“Allowable rate” refers to the maximum rate at which Medicare compensates doctors for their services, regardless of what the provider might otherwise charge.

Medicare’s allowable rate may also be called “reimbursement rate.” However, this should not be confused with the money a person gets back from Medicare when they have to pay a provider directly for their care.

Since 1992, Medicare has used the Physician Fee Schedule (PFS) to list the “allowable rates” for the services of doctors and other medical professionals. You can find the allowable rate for a particular medical service on CMS.gov.

Terms to know

  • Fee: The amount that a provider charges Medicare per service
  • Allowable limit: The maximum Medicare will pay a provider per service
  • Limiting charge: The extra amount that nonparticipating providers may bill over the allowable limit

In the context of Medicare, the Centers for Medicare & Medicaid Services (CMS) updates the allowable rates for Original Medicare (parts A and B) annually and compiles them in the PFS.

The allowable rates vary depending on whether you see a participating or opt-out provider. CMS updates these rates annually based on factors such as the type of medical service, the cost of the service, malpractice costs, geographic location, and legal factors. In 2025, CMS lowered these rates by 2.93% from 2024.

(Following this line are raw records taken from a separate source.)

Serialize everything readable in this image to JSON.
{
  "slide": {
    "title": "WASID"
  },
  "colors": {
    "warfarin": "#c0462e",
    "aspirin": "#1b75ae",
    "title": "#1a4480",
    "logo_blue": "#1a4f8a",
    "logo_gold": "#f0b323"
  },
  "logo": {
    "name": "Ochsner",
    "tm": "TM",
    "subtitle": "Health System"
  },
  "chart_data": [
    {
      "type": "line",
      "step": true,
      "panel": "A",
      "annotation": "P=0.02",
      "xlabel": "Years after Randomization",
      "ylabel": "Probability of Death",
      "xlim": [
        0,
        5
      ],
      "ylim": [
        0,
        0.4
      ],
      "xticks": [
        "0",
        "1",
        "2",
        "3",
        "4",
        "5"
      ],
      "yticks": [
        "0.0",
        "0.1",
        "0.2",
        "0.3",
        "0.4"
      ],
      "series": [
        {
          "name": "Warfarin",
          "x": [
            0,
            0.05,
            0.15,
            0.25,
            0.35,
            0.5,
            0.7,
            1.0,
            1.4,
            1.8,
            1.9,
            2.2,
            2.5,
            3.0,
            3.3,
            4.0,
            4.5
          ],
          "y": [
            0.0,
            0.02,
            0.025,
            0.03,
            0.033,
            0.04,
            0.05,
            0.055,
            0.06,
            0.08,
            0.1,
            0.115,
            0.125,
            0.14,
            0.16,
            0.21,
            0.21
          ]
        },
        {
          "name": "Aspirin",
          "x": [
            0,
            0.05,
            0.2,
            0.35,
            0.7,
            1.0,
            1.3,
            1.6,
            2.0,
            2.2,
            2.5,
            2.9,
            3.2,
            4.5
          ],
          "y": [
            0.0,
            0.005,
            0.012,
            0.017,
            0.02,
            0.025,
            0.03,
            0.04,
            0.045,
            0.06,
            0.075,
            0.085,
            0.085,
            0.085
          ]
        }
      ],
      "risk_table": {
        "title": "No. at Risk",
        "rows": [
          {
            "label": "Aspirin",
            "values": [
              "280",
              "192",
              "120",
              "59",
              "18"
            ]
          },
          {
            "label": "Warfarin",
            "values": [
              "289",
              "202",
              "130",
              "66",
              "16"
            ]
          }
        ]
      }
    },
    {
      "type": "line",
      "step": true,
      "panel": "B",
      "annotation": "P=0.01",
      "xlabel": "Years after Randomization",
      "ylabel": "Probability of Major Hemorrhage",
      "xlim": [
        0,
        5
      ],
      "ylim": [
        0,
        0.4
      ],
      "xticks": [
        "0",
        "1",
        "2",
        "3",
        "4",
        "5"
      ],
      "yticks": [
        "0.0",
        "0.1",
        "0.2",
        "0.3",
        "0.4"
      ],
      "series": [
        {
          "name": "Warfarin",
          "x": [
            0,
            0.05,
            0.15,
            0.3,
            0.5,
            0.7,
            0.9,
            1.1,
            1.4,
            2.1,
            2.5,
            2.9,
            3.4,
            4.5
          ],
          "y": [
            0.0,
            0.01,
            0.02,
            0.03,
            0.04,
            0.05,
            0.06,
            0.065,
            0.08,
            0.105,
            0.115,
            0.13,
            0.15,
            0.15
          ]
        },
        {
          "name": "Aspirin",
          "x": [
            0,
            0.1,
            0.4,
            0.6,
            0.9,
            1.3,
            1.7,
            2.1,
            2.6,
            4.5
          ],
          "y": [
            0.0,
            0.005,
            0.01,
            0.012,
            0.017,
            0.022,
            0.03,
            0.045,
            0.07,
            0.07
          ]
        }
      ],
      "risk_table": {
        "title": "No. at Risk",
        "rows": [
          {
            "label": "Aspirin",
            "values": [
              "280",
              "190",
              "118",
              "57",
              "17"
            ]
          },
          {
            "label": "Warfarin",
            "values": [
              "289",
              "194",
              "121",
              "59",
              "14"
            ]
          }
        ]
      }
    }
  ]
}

That said, a nonparticipating provider who chooses to accept an Original Medicare patient is not subject to these rates and can charge as much as 15% more. However, some states may set lower percentages.

Parts C and D

Medicare Advantage (Part C) and Part D are managed by private insurers who set allowable rates that vary by plan.

The amount a provider charges for a person’s care is often called the “fee,” whereas the maximum amount Medicare will pay is called the “limit.” This means the “allowable limit” often differs from the actual “cost” of a person’s care.

Generally, after a person meets their Part B deductible, Medicare pays 80% of the “allowable limit.” The rest comes out of the enrollee’s pocket as coinsurance.

Regarding Medicare Part A, Original Medicare will pay 100% of the amount for the first 60 days of hospitalization or 20 days at a skilled nursing facility. That said, a person will also have to meet their deductible first.

While the allowable rates for Parts C and D may vary, they generally work the same: The insurer will pay the provider up to the limit.

Glossary of Medicare terms

  • Out-of-pocket cost: This is the amount a person must pay for care when Medicare does not pay the total amount or offer coverage. Costs can include deductibles, coinsurance, copayments, and premiums.
  • Premium: This is the amount of money someone pays each month for Medicare coverage.
  • Deductible: This is an annual amount a person must spend out of pocket within a certain period before Medicare starts to fund their treatments.
  • Coinsurance: This is the percentage of treatment costs that a person must self-fund. For Medicare Part B, coinsurance is 20%.
  • Copayment: This is a fixed dollar amount a person with insurance pays when receiving certain treatments. For Medicare, this usually applies to prescription drugs.